You go, Gilbert! You rock!
contention that 'Man is not an economic animal' is absolutely true. The pursuit of gain is a consequence of being alive, not a reason for living. It will only be when gain for its own sake is considered uncivilised that Man will be truly free.
For as soon as a society becomes post-economic in a spirit of truth and love, it will shortly thereafter become post-political. Love will guide men in the conduct of their social relations; and if economic policy is taken out of the picture by economics becoming redundant, what's left to argue about? The absence of the need for politics in human affairs would be the greatest step forward in human history.
There are those who would say that I am advocating totalitarianism; quite the reverse. Totalitarians are intensely political animals. Without politics, they have nothing. On a Soviet submarine, even going to the bathroom was political. In The Civilisation of Truth and Love, mortal man will come to realise that for the most part politics is nothing but an enormous waste of time, and a distraction from the important things in life like learning more, being friendly and working for your salvation.
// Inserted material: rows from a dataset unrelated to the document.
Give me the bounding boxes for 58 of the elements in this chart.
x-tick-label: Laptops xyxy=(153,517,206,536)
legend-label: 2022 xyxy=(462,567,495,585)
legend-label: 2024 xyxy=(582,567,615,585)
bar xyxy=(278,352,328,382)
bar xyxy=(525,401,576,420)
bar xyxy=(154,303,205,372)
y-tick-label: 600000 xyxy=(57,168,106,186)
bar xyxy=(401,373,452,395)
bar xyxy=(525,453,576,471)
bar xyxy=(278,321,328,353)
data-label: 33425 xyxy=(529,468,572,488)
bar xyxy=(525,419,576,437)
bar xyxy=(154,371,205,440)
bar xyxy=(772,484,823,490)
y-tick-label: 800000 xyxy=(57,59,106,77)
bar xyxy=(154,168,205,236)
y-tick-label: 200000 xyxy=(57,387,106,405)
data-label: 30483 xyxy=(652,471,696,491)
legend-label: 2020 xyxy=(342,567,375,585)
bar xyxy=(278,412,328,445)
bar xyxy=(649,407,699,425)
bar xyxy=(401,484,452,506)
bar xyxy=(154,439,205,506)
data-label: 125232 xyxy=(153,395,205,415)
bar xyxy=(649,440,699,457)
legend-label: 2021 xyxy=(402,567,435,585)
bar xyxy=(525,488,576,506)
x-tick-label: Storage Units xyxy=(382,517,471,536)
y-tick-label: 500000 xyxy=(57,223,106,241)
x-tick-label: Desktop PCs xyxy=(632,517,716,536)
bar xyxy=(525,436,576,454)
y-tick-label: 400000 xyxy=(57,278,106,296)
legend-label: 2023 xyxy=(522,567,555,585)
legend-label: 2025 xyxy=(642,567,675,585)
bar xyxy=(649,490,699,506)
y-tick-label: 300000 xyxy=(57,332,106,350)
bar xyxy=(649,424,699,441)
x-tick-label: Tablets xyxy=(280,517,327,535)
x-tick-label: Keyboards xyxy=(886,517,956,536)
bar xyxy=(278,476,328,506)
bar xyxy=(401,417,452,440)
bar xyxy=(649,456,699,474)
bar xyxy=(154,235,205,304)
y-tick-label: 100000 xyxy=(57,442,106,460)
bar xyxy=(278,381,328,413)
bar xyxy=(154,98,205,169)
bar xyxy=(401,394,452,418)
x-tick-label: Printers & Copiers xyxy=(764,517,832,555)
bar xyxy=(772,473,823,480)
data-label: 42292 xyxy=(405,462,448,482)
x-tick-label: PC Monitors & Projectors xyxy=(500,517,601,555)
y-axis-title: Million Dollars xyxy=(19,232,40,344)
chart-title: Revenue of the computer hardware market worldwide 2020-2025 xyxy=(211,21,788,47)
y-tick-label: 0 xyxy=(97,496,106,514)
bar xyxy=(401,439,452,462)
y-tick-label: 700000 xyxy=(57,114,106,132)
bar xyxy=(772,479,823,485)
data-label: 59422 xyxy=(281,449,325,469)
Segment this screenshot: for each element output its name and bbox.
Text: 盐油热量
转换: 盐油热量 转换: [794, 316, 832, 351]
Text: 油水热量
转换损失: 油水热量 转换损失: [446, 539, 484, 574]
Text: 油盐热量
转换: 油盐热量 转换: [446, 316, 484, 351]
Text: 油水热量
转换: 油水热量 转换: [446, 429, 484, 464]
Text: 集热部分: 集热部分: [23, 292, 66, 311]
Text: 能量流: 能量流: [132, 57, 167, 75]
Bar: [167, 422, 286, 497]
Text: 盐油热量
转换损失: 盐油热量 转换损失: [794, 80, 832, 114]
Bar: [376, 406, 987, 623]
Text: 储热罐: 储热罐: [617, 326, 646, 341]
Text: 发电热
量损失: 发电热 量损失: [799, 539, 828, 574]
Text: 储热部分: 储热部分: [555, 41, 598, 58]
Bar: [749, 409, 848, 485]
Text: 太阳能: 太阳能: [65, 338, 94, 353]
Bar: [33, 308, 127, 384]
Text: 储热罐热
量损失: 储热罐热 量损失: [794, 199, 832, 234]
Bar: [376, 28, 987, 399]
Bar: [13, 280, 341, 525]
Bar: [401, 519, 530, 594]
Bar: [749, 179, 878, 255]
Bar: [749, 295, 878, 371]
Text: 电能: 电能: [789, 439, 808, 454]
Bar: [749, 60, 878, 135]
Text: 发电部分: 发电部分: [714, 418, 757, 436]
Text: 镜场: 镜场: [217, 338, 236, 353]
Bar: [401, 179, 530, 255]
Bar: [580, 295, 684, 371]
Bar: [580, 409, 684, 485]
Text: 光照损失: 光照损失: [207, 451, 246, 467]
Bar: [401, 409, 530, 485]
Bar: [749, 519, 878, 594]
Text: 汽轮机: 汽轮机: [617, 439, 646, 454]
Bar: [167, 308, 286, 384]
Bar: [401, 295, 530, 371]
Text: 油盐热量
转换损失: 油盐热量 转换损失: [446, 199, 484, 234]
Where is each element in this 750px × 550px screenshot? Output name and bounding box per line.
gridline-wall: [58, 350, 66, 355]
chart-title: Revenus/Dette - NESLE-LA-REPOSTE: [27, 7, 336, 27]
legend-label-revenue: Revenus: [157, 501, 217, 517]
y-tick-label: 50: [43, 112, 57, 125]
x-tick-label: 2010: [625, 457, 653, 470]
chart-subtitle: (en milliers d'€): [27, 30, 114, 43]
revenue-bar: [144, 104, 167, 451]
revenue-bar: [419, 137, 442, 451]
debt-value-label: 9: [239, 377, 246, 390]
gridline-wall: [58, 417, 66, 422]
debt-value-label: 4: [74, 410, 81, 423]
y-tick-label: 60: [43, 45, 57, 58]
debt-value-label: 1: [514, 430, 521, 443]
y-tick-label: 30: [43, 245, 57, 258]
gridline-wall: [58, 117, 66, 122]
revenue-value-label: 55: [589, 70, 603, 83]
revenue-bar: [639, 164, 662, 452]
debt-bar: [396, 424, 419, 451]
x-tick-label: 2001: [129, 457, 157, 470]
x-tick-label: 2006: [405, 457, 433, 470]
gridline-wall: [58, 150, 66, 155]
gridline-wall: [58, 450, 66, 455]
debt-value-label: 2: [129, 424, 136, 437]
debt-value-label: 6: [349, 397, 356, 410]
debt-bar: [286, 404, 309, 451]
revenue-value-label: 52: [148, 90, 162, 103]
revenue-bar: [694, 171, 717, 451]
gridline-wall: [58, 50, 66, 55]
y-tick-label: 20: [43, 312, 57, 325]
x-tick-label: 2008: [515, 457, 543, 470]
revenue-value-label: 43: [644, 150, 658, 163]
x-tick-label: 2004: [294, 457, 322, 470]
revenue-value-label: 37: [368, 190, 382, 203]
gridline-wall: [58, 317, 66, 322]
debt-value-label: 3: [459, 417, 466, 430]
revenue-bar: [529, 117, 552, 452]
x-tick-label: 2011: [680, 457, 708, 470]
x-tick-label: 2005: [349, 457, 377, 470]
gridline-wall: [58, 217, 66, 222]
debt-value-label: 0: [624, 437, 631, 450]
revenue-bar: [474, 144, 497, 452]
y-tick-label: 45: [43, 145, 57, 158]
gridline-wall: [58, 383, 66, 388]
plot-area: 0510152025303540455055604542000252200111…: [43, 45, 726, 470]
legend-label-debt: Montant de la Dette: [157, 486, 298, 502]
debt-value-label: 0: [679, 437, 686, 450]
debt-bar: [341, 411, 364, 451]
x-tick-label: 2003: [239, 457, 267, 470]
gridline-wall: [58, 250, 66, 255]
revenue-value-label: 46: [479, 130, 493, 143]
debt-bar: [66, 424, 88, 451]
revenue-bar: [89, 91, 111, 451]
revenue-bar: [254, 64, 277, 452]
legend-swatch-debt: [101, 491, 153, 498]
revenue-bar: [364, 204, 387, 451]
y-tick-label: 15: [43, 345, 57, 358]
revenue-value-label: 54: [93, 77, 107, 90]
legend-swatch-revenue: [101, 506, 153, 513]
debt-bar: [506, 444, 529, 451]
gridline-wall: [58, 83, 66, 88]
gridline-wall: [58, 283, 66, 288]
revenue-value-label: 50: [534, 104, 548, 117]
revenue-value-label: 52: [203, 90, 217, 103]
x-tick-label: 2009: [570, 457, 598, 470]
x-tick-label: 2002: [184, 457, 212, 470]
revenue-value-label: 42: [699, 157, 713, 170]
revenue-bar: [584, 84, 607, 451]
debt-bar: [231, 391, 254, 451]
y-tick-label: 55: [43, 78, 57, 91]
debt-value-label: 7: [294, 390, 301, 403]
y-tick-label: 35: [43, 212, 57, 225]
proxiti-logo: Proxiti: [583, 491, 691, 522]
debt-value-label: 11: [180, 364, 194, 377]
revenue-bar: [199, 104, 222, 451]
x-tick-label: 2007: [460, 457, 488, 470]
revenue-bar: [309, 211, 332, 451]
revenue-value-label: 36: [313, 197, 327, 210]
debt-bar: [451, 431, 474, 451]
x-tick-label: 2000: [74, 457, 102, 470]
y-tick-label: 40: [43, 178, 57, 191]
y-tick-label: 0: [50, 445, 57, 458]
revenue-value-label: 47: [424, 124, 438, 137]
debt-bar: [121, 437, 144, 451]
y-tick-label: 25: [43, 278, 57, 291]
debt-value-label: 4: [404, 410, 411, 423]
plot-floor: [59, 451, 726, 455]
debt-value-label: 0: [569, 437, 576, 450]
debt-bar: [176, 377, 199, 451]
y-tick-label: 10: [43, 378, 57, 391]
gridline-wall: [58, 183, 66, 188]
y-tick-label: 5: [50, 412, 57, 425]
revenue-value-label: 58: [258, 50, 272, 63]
The more tedious kind of libertarian will see the words 'Truth' and 'Love', and their clockwork brain will process the thought that I am advocating a '1984' style of civilisation where a Ministry of Truth tells lies, and a Ministry of Love tortures. This is not the case - The Civilisation of Truth and Love has no need of ministries. When we get it, we will look back and laugh at ourselves for ever having thought we really needed them. But that such thoughts will inevitably register shows how far we still have to go.
The Civilisation of Truth and Love cannot come into being at the point of the sword - it can only come about through Man's desire to love his neighbour as he loves himself turning into action. This is quite a hard thing to achieve at the best of times, and not made any easier to some peoples' attachment to the writings of Ayn Rand. Yet there is always hope. My friend Martin Meenagh has been engaging in a spot of futurology, and doesn't like what he sees
; to Martin, I'd say, have hope. He Who Is is still He Who Is; and He'll see us all out yet.